Bad Zwischenahn - Nachdem sie mehr als zehn Jahre von der Politik in Bund und Ländern vernachlässigt worden sei, habe „Wohnungspolitik jetzt wieder Konjunktur“. Und Bernd Meyer, Direktor des Verbands der Wohnungs- und Immobilienwirtschaft in Niedersachsen und Bremen (vdw), zeigte sich beim „32. Zwischenahner Gespräch“ somit auch zufrieden, dass das Thema endlich wieder „mitten auf der Agenda steht“.

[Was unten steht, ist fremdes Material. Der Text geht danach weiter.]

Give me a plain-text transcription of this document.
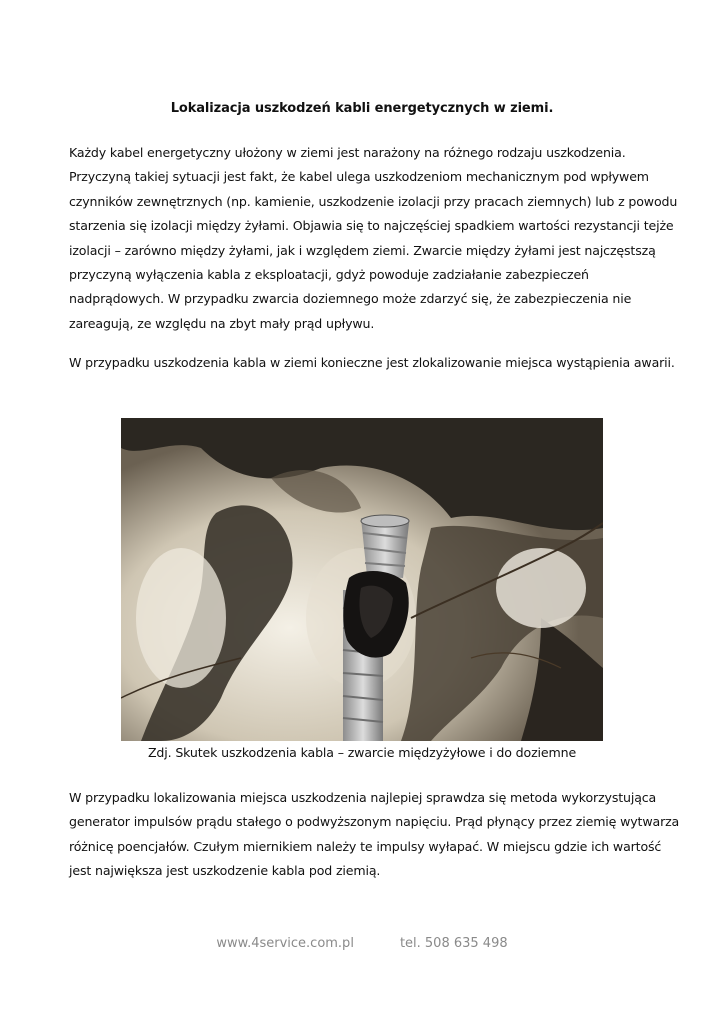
Lokalizacja uszkodzeń kabli energetycznych w ziemi.
Każdy kabel energetyczny ułożony w ziemi jest narażony na różnego rodzaju uszkodzenia.
Przyczyną takiej sytuacji jest fakt, że kabel ulega uszkodzeniom mechanicznym pod wpływem
czynników zewnętrznych (np. kamienie, uszkodzenie izolacji przy pracach ziemnych) lub z powodu
starzenia się izolacji między żyłami. Objawia się to najczęściej spadkiem wartości rezystancji tejże
izolacji – zarówno między żyłami, jak i względem ziemi. Zwarcie między żyłami jest najczęstszą
przyczyną wyłączenia kabla z eksploatacji, gdyż powoduje zadziałanie zabezpieczeń
nadprądowych. W przypadku zwarcia doziemnego może zdarzyć się, że zabezpieczenia nie
zareagują, ze względu na zbyt mały prąd upływu.
W przypadku uszkodzenia kabla w ziemi konieczne jest zlokalizowanie miejsca wystąpienia awarii.
Zdj. Skutek uszkodzenia kabla – zwarcie międzyżyłowe i do doziemne
W przypadku lokalizowania miejsca uszkodzenia najlepiej sprawdza się metoda wykorzystująca
generator impulsów prądu stałego o podwyższonym napięciu. Prąd płynący przez ziemię wytwarza
różnicę poencjałów. Czułym miernikiem należy te impulsy wyłapać. W miejscu gdzie ich wartość
jest największa jest uszkodzenie kabla pod ziemią.
www.4service.com.pl	tel. 508 635 498
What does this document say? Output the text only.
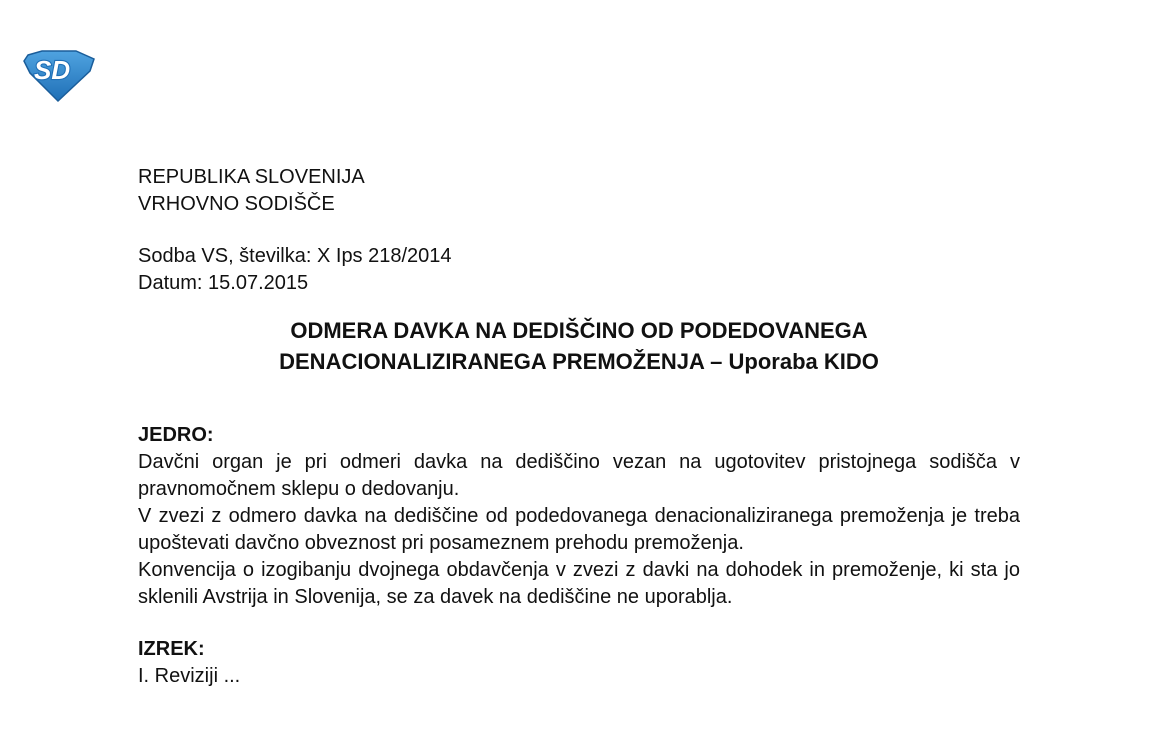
SD
REPUBLIKA SLOVENIJA
VRHOVNO SODIŠČE
Sodba VS, številka: X Ips 218/2014
Datum: 15.07.2015
ODMERA DAVKA NA DEDIŠČINO OD PODEDOVANEGA
DENACIONALIZIRANEGA PREMOŽENJA – Uporaba KIDO
JEDRO:

Davčni organ je pri odmeri davka na dediščino vezan na ugotovitev pristojnega sodišča v pravnomočnem sklepu o dedovanju.

V zvezi z odmero davka na dediščine od podedovanega denacionaliziranega premoženja je treba upoštevati davčno obveznost pri posameznem prehodu premoženja.

Konvencija o izogibanju dvojnega obdavčenja v zvezi z davki na dohodek in premoženje, ki sta jo sklenili Avstrija in Slovenija, se za davek na dediščine ne uporablja.

IZREK:
I. Reviziji ...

Wie die Zukunft aussehen könnte, diskutierten am Donnerstag die wohnungspolitischen Experten der Bundestagsfraktionen. Bei allen Unterschieden in Fragen zu Finanzierung und Förderung gab es einen Konsens: Es gibt keine generelle Wohnungsnot. Weil die Situationen aber von Region zu Region so unterschiedlich sei, bedürfe es Lösungen auf regionaler Ebene. „Wir müssen eher kommunale, stadtteilbezogenen Lösungen finden“, so Michael Groß. Der SPD-Abgeordnete aus Recklinghausen sieht vor allem im Umbau und der Sanierung des Bestandes einen Lösungsansatz.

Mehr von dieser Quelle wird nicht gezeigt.